After the prologue, the story moves forward to 2006. Meg is an obstetrician, having slight trouble with her arm, which gradually gets worse. Her husband is rather remote, although generous, and we quickly learn that she was rather coerced into marrying him, to save her parents from bankruptcy. Meg hasn't seen Carson since the morning of her wedding, but that doesn't stop her thinking about him, and collecting all his CDs. For Carson, by this stage, is a well-known singer/songwriter.

Carson, meanwhile, is on the verge of marriage to an exuberant surfer. He's not entirely certain that he's doing the right thing, but she loves him, and there's much to be said for marriage, so he's going along with all her ideas about where to live, and arrangements for the wedding. However he has never forgotten Meg...
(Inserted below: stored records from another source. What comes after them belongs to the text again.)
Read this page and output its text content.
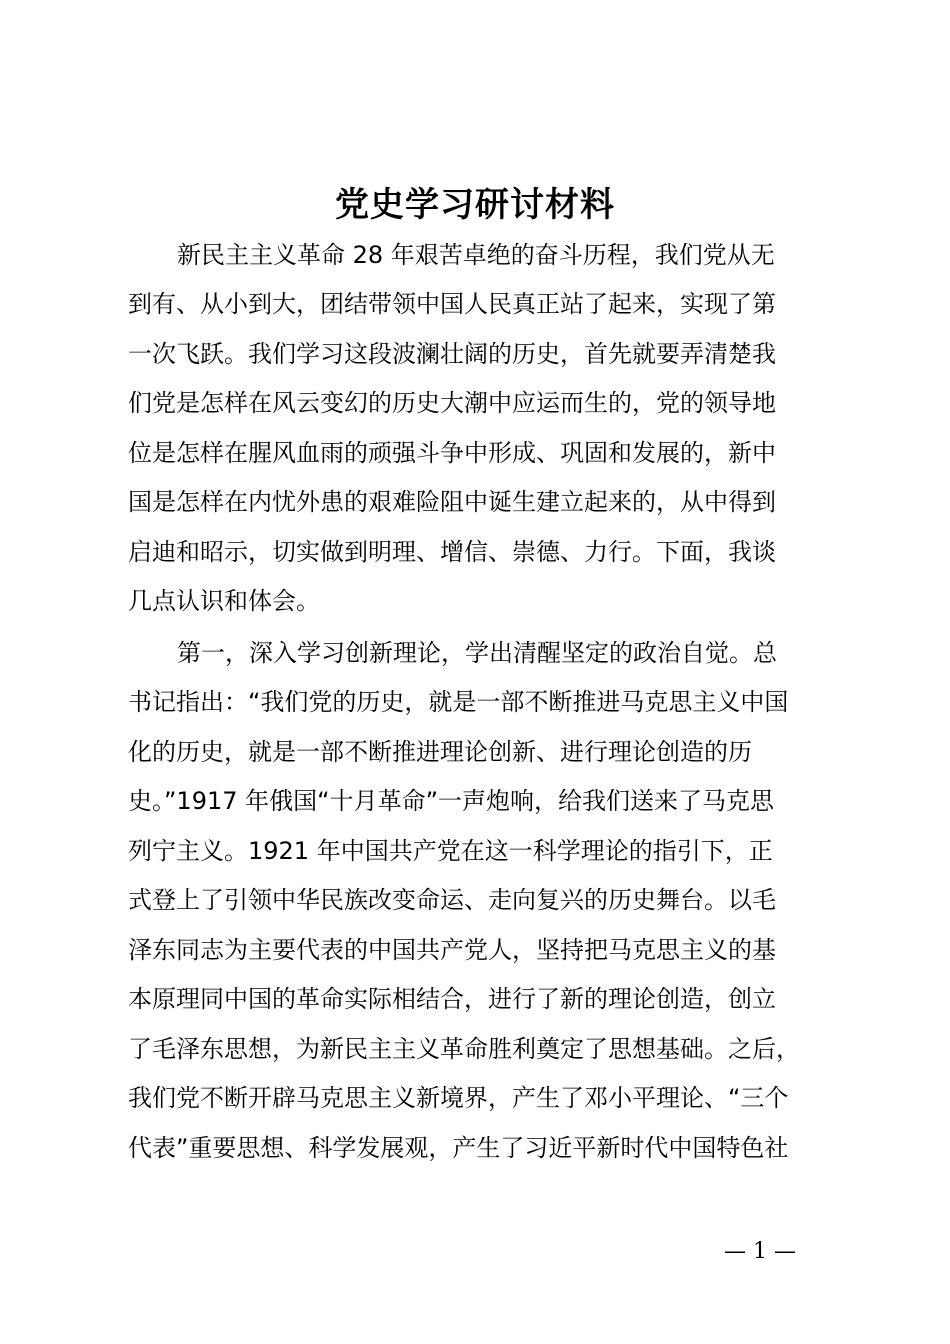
党史学习研讨材料
新民主主义革命 28 年艰苦卓绝的奋斗历程，我们党从无
到有、从小到大，团结带领中国人民真正站了起来，实现了第
一次飞跃。我们学习这段波澜壮阔的历史，首先就要弄清楚我
们党是怎样在风云变幻的历史大潮中应运而生的，党的领导地
位是怎样在腥风血雨的顽强斗争中形成、巩固和发展的，新中
国是怎样在内忧外患的艰难险阻中诞生建立起来的，从中得到
启迪和昭示，切实做到明理、增信、崇德、力行。下面，我谈
几点认识和体会。
第一，深入学习创新理论，学出清醒坚定的政治自觉。总
书记指出：“我们党的历史，就是一部不断推进马克思主义中国
化的历史，就是一部不断推进理论创新、进行理论创造的历
史。”1917 年俄国“十月革命”一声炮响，给我们送来了马克思
列宁主义。1921 年中国共产党在这一科学理论的指引下，正
式登上了引领中华民族改变命运、走向复兴的历史舞台。以毛
泽东同志为主要代表的中国共产党人，坚持把马克思主义的基
本原理同中国的革命实际相结合，进行了新的理论创造，创立
了毛泽东思想，为新民主主义革命胜利奠定了思想基础。之后，
我们党不断开辟马克思主义新境界，产生了邓小平理论、“三个
代表”重要思想、科学发展观，产生了习近平新时代中国特色社
— 1 —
Oh, and there's also Savannah, Meg's teenage daughter, who is nearly sixteen and - to date - a responsible girl who does well in school. Unknown to her parents, however, Savannah has an online boyfriend, Kyle. She has lied to him about her age, and plans to meet him for the first time, and indulge in a weekend of passion.

That's just the beginning of the book. By the time I'd read a few chapters, I felt a bit overwhelmed with different characters. For there are considerably more than I have mentioned: other doctors, members of Meg's family, and Savannah's best friend Rachel. I didn't feel much empathy with any of them by this stage, but I did feel suspense. The blurb on the back of the book mentions an incurable disease: evidently Meg's problem with her arm was going to be more serious than she thought. It was clear, too, that Savannah was going to have trouble with Kyle, and also that Meg and Carson were bound to re-connect at some point.
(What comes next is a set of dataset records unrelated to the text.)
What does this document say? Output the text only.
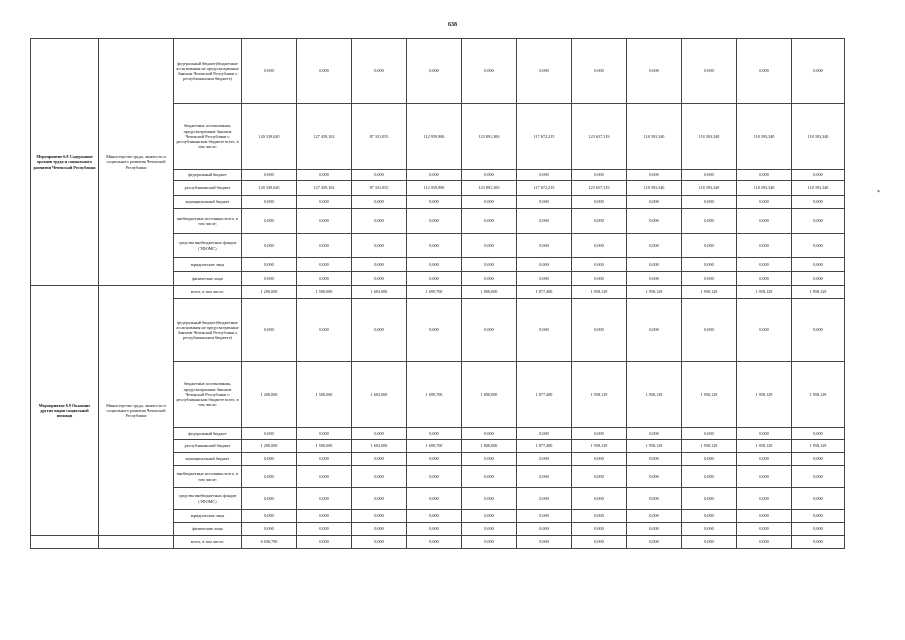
638
*
Мероприятие 6.8 Содержание органов труда и социального развития Чеченской Республики	Министерство труда, занятости и социального развития Чеченской Республики	федеральный бюджет(бюджетные ассигнования не предусмотренные Законом Чеченской Республики о республиканском бюджете)	0,000	0,000	0,000	0,000	0,000	0,000	0,000	0,000	0,000	0,000	0,000
		бюджетные ассигнования, предусмотренные Законом Чеченской Республики о республиканском бюджете всего, в том числе:	120 339,620	127 459,102	87 331,055	112 959,900	123 891,300	117 672,215	123 657,319	118 393,340	118 393,340	118 393,340	118 393,340
		федеральный бюджет	0,000	0,000	0,000	0,000	0,000	0,000	0,000	0,000	0,000	0,000	0,000
		республиканский бюджет	120 339,620	127 459,102	87 331,055	112 959,900	123 891,300	117 672,215	123 657,319	118 393,340	118 393,340	118 393,340	118 393,340
		муниципальный бюджет	0,000	0,000	0,000	0,000	0,000	0,000	0,000	0,000	0,000	0,000	0,000
		внебюджетные источники всего, в том числе:	0,000	0,000	0,000	0,000	0,000	0,000	0,000	0,000	0,000	0,000	0,000
		средства внебюджетных фондов (ТФОМС)	0,000	0,000	0,000	0,000	0,000	0,000	0,000	0,000	0,000	0,000	0,000
		юридические лица	0,000	0,000	0,000	0,000	0,000	0,000	0,000	0,000	0,000	0,000	0,000
		физические лица	0,000	0,000	0,000	0,000	0,000	0,000	0,000	0,000	0,000	0,000	0,000
Мероприятие 6.9 Оказание других видов социальной помощи	Министерство труда, занятости и социального развития Чеченской Республики	всего, в том числе:	1 200,000	1 500,000	1 603,000	1 699,700	1 800,000	1 877,400	1 958,129	1 958,129	1 958,129	1 958,129	1 958,129
		федеральный бюджет(бюджетные ассигнования не предусмотренные Законом Чеченской Республики о республиканском бюджете)	0,000	0,000	0,000	0,000	0,000	0,000	0,000	0,000	0,000	0,000	0,000
		бюджетные ассигнования, предусмотренные Законом Чеченской Республики о республиканском бюджете всего, в том числе:	1 200,000	1 500,000	1 603,000	1 699,700	1 800,000	1 877,400	1 958,129	1 958,129	1 958,129	1 958,129	1 958,129
		федеральный бюджет	0,000	0,000	0,000	0,000	0,000	0,000	0,000	0,000	0,000	0,000	0,000
		республиканский бюджет	1 200,000	1 500,000	1 603,000	1 699,700	1 800,000	1 877,400	1 958,129	1 958,129	1 958,129	1 958,129	1 958,129
		муниципальный бюджет	0,000	0,000	0,000	0,000	0,000	0,000	0,000	0,000	0,000	0,000	0,000
		внебюджетные источники всего, в том числе:	0,000	0,000	0,000	0,000	0,000	0,000	0,000	0,000	0,000	0,000	0,000
		средства внебюджетных фондов (ТФОМС)	0,000	0,000	0,000	0,000	0,000	0,000	0,000	0,000	0,000	0,000	0,000
		юридические лица	0,000	0,000	0,000	0,000	0,000	0,000	0,000	0,000	0,000	0,000	0,000
		физические лица	0,000	0,000	0,000	0,000	0,000	0,000	0,000	0,000	0,000	0,000	0,000
		всего, в том числе:	6 036,700	0,000	0,000	0,000	0,000	0,000	0,000	0,000	0,000	0,000	0,000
But it took a while to get going. Savannah's first meeting with Kyle was sordid in the extreme, with rather more detail than I wished to read. I wondered why it was there at all in a novel aimed - I assume - for middle-aged women rather than teenagers.

However I gradually found myself drawn into the story, so that by the time I was half-way through I could barely put it down. There were one or two moments when I even found a tear in my eye. Meg's character wasn't well developed, but the storyline was very powerful. What would she do, knowing she had only a few months (if that) to live? Was Savannah going to be dumped, or physically hurt, or become pregnant? What would Carson do when he heard about Meg's illness?

The book was well-written, too. The author writes confidently about medics and rock singers, in a way that feels like personal experience rather than extensive research. The incurable illness is treated sympathetically but without too much emotion, and it feels believable. It's also rather frightening, from my vantage point as a mother, to see how easily Savannah managed to deceive her parents to spend time with Kyle.

As I read, I found myself asking more than once what I would do in Meg's circumstances. It's a question that's going to be with me for some days to come.

Thanks to the publishers for sending this book.

Further recommendations: Other illnesses are dealt with in different ways in The Time-Traveller's Wife by Audrey Niffenegger, or My Sister's Keeper by Jodi Picoult.